Each day now, as we discover where we are vulnerable, we move closer to designing drugs to protect us. Gene therapy allows doctors to introduce some handy gene into the body like a little rescue squad, to help produce enzymes that because of some faulty gene, the body can't make on its own. When we finally find cures for cancers, they will reflect the secrets of how our genes fight some cancers and yield to others. Drugs like Herceptin for breast cancer and Gleevec for leukemia work by blocking the chemical signal that tells the cancer to grow. They herald the day when we can look back on the traditional slashing and burning of cancer patients as having been as primitive as bloodletting.

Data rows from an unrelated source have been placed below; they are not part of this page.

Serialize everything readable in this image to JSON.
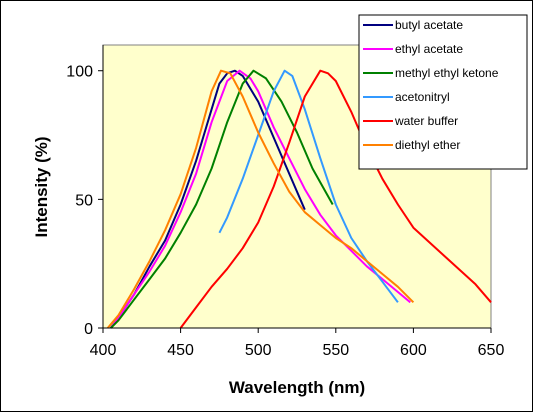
{
  "chart_data": {
    "type": "line",
    "title": "",
    "xlabel": "Wavelength (nm)",
    "ylabel": "Intensity (%)",
    "xlim": [
      400,
      650
    ],
    "ylim": [
      0,
      110
    ],
    "x_ticks": [
      400,
      450,
      500,
      550,
      600,
      650
    ],
    "y_ticks": [
      0,
      50,
      100
    ],
    "grid": false,
    "legend": "top-right",
    "plot_background": "#ffffcc",
    "series": [
      {
        "name": "butyl acetate",
        "color": "#000080",
        "points": [
          [
            405,
            0
          ],
          [
            410,
            4
          ],
          [
            420,
            13
          ],
          [
            430,
            24
          ],
          [
            440,
            34
          ],
          [
            450,
            48
          ],
          [
            460,
            65
          ],
          [
            470,
            85
          ],
          [
            475,
            95
          ],
          [
            480,
            99
          ],
          [
            485,
            100
          ],
          [
            490,
            98
          ],
          [
            500,
            88
          ],
          [
            510,
            74
          ],
          [
            520,
            60
          ],
          [
            530,
            46
          ]
        ]
      },
      {
        "name": "ethyl acetate",
        "color": "#ff00ff",
        "points": [
          [
            405,
            0
          ],
          [
            410,
            4
          ],
          [
            420,
            13
          ],
          [
            430,
            22
          ],
          [
            440,
            32
          ],
          [
            450,
            45
          ],
          [
            460,
            60
          ],
          [
            470,
            80
          ],
          [
            480,
            96
          ],
          [
            488,
            100
          ],
          [
            495,
            97
          ],
          [
            500,
            92
          ],
          [
            510,
            78
          ],
          [
            520,
            66
          ],
          [
            530,
            54
          ],
          [
            540,
            44
          ],
          [
            550,
            36
          ],
          [
            560,
            30
          ],
          [
            570,
            24
          ],
          [
            580,
            19
          ],
          [
            590,
            14
          ],
          [
            598,
            10
          ]
        ]
      },
      {
        "name": "methyl ethyl ketone",
        "color": "#008000",
        "points": [
          [
            405,
            0
          ],
          [
            410,
            3
          ],
          [
            420,
            11
          ],
          [
            430,
            19
          ],
          [
            440,
            27
          ],
          [
            450,
            37
          ],
          [
            460,
            48
          ],
          [
            470,
            62
          ],
          [
            480,
            80
          ],
          [
            490,
            95
          ],
          [
            497,
            100
          ],
          [
            505,
            97
          ],
          [
            515,
            88
          ],
          [
            525,
            76
          ],
          [
            535,
            62
          ],
          [
            548,
            48
          ]
        ]
      },
      {
        "name": "acetonitryl",
        "color": "#3399ff",
        "points": [
          [
            475,
            37
          ],
          [
            480,
            43
          ],
          [
            490,
            58
          ],
          [
            500,
            75
          ],
          [
            510,
            92
          ],
          [
            517,
            100
          ],
          [
            522,
            98
          ],
          [
            530,
            85
          ],
          [
            540,
            66
          ],
          [
            550,
            48
          ],
          [
            560,
            35
          ],
          [
            570,
            26
          ],
          [
            580,
            18
          ],
          [
            590,
            10
          ]
        ]
      },
      {
        "name": "water buffer",
        "color": "#ff0000",
        "points": [
          [
            450,
            0
          ],
          [
            460,
            8
          ],
          [
            470,
            16
          ],
          [
            480,
            23
          ],
          [
            490,
            31
          ],
          [
            500,
            41
          ],
          [
            510,
            55
          ],
          [
            520,
            72
          ],
          [
            530,
            90
          ],
          [
            540,
            100
          ],
          [
            545,
            99
          ],
          [
            550,
            96
          ],
          [
            560,
            84
          ],
          [
            570,
            70
          ],
          [
            580,
            58
          ],
          [
            590,
            48
          ],
          [
            600,
            39
          ],
          [
            620,
            28
          ],
          [
            640,
            17
          ],
          [
            650,
            10
          ]
        ]
      },
      {
        "name": "diethyl ether",
        "color": "#ff8000",
        "points": [
          [
            403,
            0
          ],
          [
            410,
            5
          ],
          [
            420,
            15
          ],
          [
            430,
            26
          ],
          [
            440,
            38
          ],
          [
            450,
            52
          ],
          [
            460,
            70
          ],
          [
            470,
            92
          ],
          [
            476,
            100
          ],
          [
            482,
            99
          ],
          [
            490,
            90
          ],
          [
            500,
            76
          ],
          [
            510,
            64
          ],
          [
            520,
            53
          ],
          [
            530,
            45
          ],
          [
            540,
            40
          ],
          [
            550,
            35
          ],
          [
            560,
            31
          ],
          [
            570,
            26
          ],
          [
            580,
            21
          ],
          [
            590,
            16
          ],
          [
            600,
            10
          ]
        ]
      }
    ]
  }
}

And these new treatments are only a beginning. Genomics is already considered hopelessly 20th century by the scientists who have moved on to proteomics, the study of the proteins for which the genes provide the instructions. Since a typical gene may yield as many as 20,500 different kinds of proteins, scientists are only now figuring out how to begin to figure them out. Researchers don't even know how many proteins there are or how they fold, which means among other things that a whole new kind of machine is needed to study them. The new computers are coming to life. IBM models its newest ones--computers that act like cells and fix themselves wherever they break--after DNA. The quantity of information is so vast, we have to invent new numbers to measure it: not just terabytes (a trillion bits of genetic data) but petabytes (equivalent to half the contents of all the academic libraries in America), exabytes, yottabytes and zettabytes. All the words ever uttered by everyone who ever lived would amount to five exabytes. The speed of discovery leaves even our imaginations behind.